On Dec. 1, the European Parliament rejected Uspaskich’s claims, mostly with votes from its two biggest factions, the center-right People’s Party (Christian Democrats) and the center-left Socialists. There are 12 MEPs from Lithuania in the European Parliament. Only one Lithuanian MEP, Valdemar Tomasevski, leader of Lithuania’s Polish Electoral Action and member of the European Parliament’s Conservatives and Reformists group, expressed support for Uspaskich during the vote of Dec. 1. Uspaskich said no thanks in public to Tomasevski because it could be harmful for the Labor Party before  parliamentary elections - Tomasevski is the most unpopular politician in Lithuania according to the Vilmorus survey. Moscow-leaning Latvian MEPs, such as Alexander Mirsky, also expressed support for Uspaskich on Dec. 1 and also got no public thanks from Uspaskich, probably due to the same Lithuanian parliamentary elections-related reason.

Leonidas Donskis (he is a member of ALDE) criticized his political group’s colleagues for basing their judgments on “anecdotes” from WikiLeaks and for distrust  of the Lithuanian legal system. “I find it difficult to believe that we are sending a message that the separation of powers does not exist in Lithuania. To treat Lithuania like Ukraine or, worse, like Belarus, would be absurd.
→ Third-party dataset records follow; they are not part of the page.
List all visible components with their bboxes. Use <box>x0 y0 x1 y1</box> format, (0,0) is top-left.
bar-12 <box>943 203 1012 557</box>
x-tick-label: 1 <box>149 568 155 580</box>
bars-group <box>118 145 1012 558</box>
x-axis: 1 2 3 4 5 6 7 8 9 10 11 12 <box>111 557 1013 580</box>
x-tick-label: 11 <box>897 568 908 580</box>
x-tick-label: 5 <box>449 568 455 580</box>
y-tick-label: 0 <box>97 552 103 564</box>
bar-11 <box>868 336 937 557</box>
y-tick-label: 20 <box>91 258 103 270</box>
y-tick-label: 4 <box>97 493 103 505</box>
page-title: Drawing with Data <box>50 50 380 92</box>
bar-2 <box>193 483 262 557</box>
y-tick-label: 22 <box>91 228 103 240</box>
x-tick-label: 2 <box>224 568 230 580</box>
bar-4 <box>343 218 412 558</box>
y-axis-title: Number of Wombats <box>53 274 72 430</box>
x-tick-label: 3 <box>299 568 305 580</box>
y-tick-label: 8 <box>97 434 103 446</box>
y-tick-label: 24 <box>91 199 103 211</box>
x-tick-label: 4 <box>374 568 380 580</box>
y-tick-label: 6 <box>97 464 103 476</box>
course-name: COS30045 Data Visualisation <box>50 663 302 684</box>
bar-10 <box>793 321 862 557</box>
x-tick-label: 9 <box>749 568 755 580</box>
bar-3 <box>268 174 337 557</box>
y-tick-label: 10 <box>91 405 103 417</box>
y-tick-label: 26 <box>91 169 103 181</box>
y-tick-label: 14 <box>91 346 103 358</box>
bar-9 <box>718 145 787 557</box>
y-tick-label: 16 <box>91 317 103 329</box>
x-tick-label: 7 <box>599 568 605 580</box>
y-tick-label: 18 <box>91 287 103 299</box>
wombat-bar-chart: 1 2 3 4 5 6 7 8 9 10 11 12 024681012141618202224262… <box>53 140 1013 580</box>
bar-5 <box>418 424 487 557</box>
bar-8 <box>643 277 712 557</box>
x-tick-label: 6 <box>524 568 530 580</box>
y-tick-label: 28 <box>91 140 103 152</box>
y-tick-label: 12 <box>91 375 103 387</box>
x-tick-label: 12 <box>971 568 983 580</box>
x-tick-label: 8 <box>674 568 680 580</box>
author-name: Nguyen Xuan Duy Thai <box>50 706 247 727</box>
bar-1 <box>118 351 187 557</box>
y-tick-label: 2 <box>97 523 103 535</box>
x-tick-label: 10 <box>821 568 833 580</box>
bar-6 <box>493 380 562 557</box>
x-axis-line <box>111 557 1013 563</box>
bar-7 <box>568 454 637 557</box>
I am not going to support this ALDE position,” Donskis stated before the vote of Dec. 1. On his Web site he also wrote about his astonishment regarding the position of MEPs from such countries as Romania, expressing distrust in the Lithuanian legal system, although Lithuania, according to Donskis, is “the absolute West” in comparison to these countries.

Donskis is known in Lithuania as a critic of the clan of ‘statesmen,’ which was removed from power by Grybauskaite, as well as a critic of the Lithuanian State Security Department, but in the case of Uspaskich, he prefers to give the right for the court to decide on guilt. Donskis also contradicted the ‘Russian’ motives among Uspaskich’s defenders in the European Parliament. He criticized the charges against Lithuania of being Russophobic. According to Donskis, if this were true, Uspaskich would never have become the economy minister, and the Labor Party would never have become one of the most popular political parties in Lithuania.